Can OneMarket ‘Amazonify’ the rest of retail?
It’s not exactly Amazon, but it’s as Amazonian a tech solution as the rest of retail has ever had at its disposal before.
That’s OneMarket CEO Joe Polverari’s assessment of his company’s introduction this week of a marketing platform for retailers that combines data management with retail-specific marketing capabilities. It’s designed to be plugged into any or all marketing platforms retailers already have in place.
OneMarket, known as Westfield Labs before being spun off from the big mall owner, worked closely with retailers to tailor the data management solution for their use, said Polvarari.
“What we found was that retailers like the idea of a platform that’s approachable, one that they could implement without changing anything they are currently doing,” he said.
What OneMarket’s new introduction brings to the party, according to head of business development David Blumenfeld, is a 360-degree view of a brand’s audience. Users can segment customers as active or lapsed, frequent returners or seasonal shoppers, in-store or online purchasers — and tailor promotions to individuals accordingly.
“With multi-touchpoint attribution, retailers will be able to understand where the sale came from and which touchpoint was most effective in producing the transaction,” Blumenfeld said.
WD Partners this week released the results of a two-year study of representative sample 7,000 U.S. consumers asking “Which of these retailers take care of you best and which take care of you the worst?” Amazon was far and away the best, named by 21%. Walmart came in second with 13%, but Walmart also was first among the worst with 21% of the tally. Amazon did not appear on the second list.
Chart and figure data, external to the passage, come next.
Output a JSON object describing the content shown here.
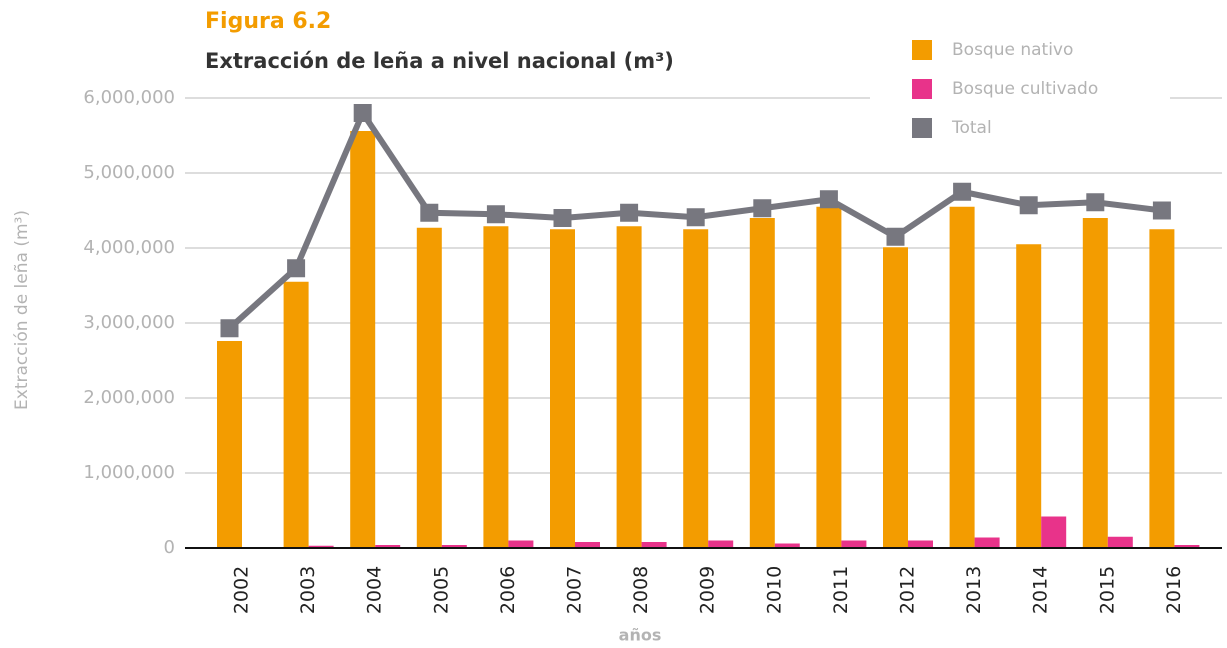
{
  "chart_data": {
    "type": "bar",
    "title": "Figura 6.2",
    "subtitle": "Extracción de leña a nivel nacional (m³)",
    "y_label": "Extracción de leña (m³)",
    "x_label": "años",
    "categories": [
      "2002",
      "2003",
      "2004",
      "2005",
      "2006",
      "2007",
      "2008",
      "2009",
      "2010",
      "2011",
      "2012",
      "2013",
      "2014",
      "2015",
      "2016"
    ],
    "series": [
      {
        "name": "Bosque nativo",
        "color": "#f39c00",
        "type": "bar",
        "values": [
          2760000,
          3550000,
          5560000,
          4270000,
          4290000,
          4250000,
          4290000,
          4250000,
          4400000,
          4550000,
          4010000,
          4550000,
          4050000,
          4400000,
          4250000
        ]
      },
      {
        "name": "Bosque cultivado",
        "color": "#e8338a",
        "type": "bar",
        "values": [
          0,
          30000,
          40000,
          40000,
          100000,
          80000,
          80000,
          100000,
          60000,
          100000,
          100000,
          140000,
          420000,
          150000,
          40000
        ]
      },
      {
        "name": "Total",
        "color": "#77777f",
        "type": "line",
        "values": [
          2930000,
          3730000,
          5800000,
          4470000,
          4450000,
          4400000,
          4470000,
          4410000,
          4530000,
          4650000,
          4150000,
          4750000,
          4570000,
          4610000,
          4500000
        ]
      }
    ],
    "ylim": [
      0,
      6000000
    ],
    "yticks": [
      0,
      {
        "value": 1000000,
        "label": "1,000,000"
      },
      {
        "value": 2000000,
        "label": "2,000,000"
      },
      {
        "value": 3000000,
        "label": "3,000,000"
      },
      {
        "value": 4000000,
        "label": "4,000,000"
      },
      {
        "value": 5000000,
        "label": "5,000,000"
      },
      {
        "value": 6000000,
        "label": "6,000,000"
      }
    ],
    "grid": true,
    "legend": "top-right"
  }
}
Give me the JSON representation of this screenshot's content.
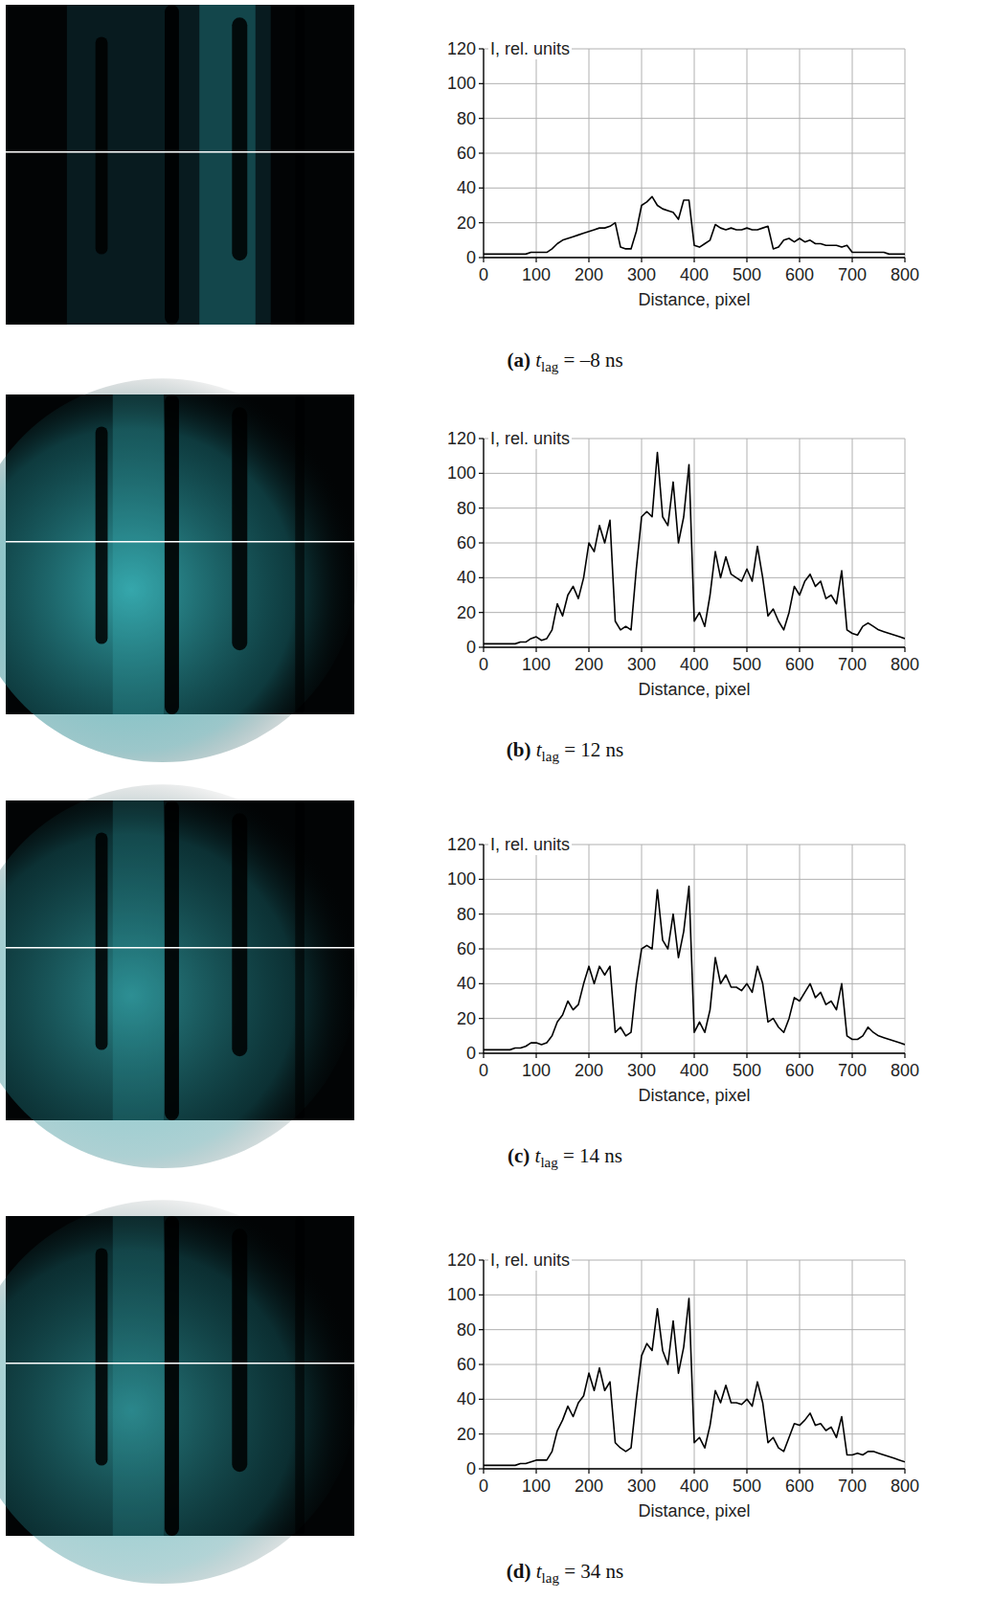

“Amazon knows who you are wherever you go in Amazon. It’s like a credit bureau with one ID that always goes back to the retailer. That’s a huge advantage,” said Polverari, who said that this week’s introduction was an automated customer engagement solution with order tracking and return capabilities.
“What we have seen so far is that, if customers are engaging with a brand in a bi-directional channel, they tend to buy more frequently from that brand,” Polverari said. “That’s the kind of data and response that Amazon gets.”